Lest we forget, of course, we are celebrating a revival in Bernardini’s primary role as a sire of runners. But if Art Collector earns a place at stud, you couldn’t be surprised if he, too, were to prove an effective broodmare sire.

We’ve seen that his first three dams are by a resonant trio: Distorted Humor, Private Account, Hoist The Flag. Private Account was out of a Buckpasser mare, like Weekend Surprise in the top half of Art Collector’s pedigree; while Hoist The Flag is by the excellent broodmare sire Tom Rolfe, just like the dam of Distorted Humor’s sire Forty Niner.

Overall this is a genetic “stairwell,” top to bottom, that barely misses a step in terms of Classic caliber. And a Derby colt is no less than his connections deserve. Colleague Bill Finley last week highlighted how patiently trainer Drury has paid his dues; while Art Collector’s owner-breeder has now exorcised a sad experience in the 2006 Blue Grass, when First Samurai (Giant’s Causeway)–a dual Grade I winner he owned in partnership–ended his career with a gate injury.

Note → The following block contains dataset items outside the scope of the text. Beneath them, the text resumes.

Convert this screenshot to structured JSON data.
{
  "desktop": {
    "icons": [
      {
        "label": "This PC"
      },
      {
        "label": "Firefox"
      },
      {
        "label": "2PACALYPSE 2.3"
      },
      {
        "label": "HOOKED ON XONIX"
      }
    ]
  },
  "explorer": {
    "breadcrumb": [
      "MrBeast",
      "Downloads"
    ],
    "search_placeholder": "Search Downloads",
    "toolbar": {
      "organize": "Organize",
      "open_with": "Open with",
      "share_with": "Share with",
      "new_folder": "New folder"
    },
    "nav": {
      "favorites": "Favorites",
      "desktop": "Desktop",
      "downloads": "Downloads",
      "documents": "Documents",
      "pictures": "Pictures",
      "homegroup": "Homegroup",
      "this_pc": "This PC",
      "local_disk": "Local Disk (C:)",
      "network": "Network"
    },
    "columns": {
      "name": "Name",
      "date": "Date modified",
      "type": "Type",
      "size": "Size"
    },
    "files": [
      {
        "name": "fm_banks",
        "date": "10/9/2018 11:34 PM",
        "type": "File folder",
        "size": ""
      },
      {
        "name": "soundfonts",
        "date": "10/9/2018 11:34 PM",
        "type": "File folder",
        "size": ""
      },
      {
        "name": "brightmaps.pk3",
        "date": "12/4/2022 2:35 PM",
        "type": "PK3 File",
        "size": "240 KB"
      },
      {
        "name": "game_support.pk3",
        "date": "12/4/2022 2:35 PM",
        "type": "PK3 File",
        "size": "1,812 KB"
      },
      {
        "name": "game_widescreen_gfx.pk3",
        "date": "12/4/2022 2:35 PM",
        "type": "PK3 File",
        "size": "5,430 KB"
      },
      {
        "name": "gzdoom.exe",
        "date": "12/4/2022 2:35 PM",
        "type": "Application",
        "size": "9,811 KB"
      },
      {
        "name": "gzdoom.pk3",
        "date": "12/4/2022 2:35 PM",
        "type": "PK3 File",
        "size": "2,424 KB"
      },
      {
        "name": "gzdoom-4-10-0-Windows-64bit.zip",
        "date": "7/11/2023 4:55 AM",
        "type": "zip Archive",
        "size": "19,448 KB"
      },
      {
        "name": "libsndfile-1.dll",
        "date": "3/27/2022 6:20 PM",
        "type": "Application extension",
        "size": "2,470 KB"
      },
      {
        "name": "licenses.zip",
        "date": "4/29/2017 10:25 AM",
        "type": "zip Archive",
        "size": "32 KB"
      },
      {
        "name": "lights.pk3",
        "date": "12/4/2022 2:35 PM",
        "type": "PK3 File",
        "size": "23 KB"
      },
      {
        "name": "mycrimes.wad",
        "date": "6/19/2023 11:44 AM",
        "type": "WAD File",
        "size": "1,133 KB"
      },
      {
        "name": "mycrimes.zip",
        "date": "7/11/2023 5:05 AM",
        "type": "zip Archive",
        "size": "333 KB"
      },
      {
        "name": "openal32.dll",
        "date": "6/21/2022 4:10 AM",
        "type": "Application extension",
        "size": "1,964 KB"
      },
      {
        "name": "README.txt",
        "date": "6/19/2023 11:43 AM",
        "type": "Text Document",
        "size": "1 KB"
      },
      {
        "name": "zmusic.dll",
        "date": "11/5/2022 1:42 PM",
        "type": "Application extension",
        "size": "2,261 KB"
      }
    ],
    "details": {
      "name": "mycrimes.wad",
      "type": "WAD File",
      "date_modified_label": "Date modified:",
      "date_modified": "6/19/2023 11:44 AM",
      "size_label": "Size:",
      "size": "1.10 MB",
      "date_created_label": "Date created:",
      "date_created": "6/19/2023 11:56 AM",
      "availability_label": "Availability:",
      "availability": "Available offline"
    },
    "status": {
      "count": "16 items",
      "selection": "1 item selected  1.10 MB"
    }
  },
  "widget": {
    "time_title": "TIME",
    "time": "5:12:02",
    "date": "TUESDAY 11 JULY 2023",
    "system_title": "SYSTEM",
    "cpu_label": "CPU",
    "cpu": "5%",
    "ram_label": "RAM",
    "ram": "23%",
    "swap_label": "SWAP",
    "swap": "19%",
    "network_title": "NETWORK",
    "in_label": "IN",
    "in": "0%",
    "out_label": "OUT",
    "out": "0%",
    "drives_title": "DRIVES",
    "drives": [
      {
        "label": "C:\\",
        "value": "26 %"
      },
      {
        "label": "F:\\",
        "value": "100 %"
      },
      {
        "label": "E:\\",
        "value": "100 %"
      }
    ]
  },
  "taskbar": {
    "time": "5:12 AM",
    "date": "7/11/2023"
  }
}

Perhaps the $100,000 required in 2016 to cover Distorted Legacy had begun to feel like a questionable investment, with Bernardini’s fee plunging in the meantime. But it’s looking good business now. Form is temporary, they say, and class permanent. In a business as uneven as this, any stallion can endure a bumpy spell.

Last Saturday also reiterated Bernardini’s ascendant stature as broodmare sire, through the latest success of Dunbar Road (GII Delaware H.). But in measuring him only against all those ageing or dead stallions, we run the risk of prematurely treating him as an old master. For anyone who pins their faith in beauty, class and genes, then, how wonderful to see Art Collector restore his sire to the avant garde.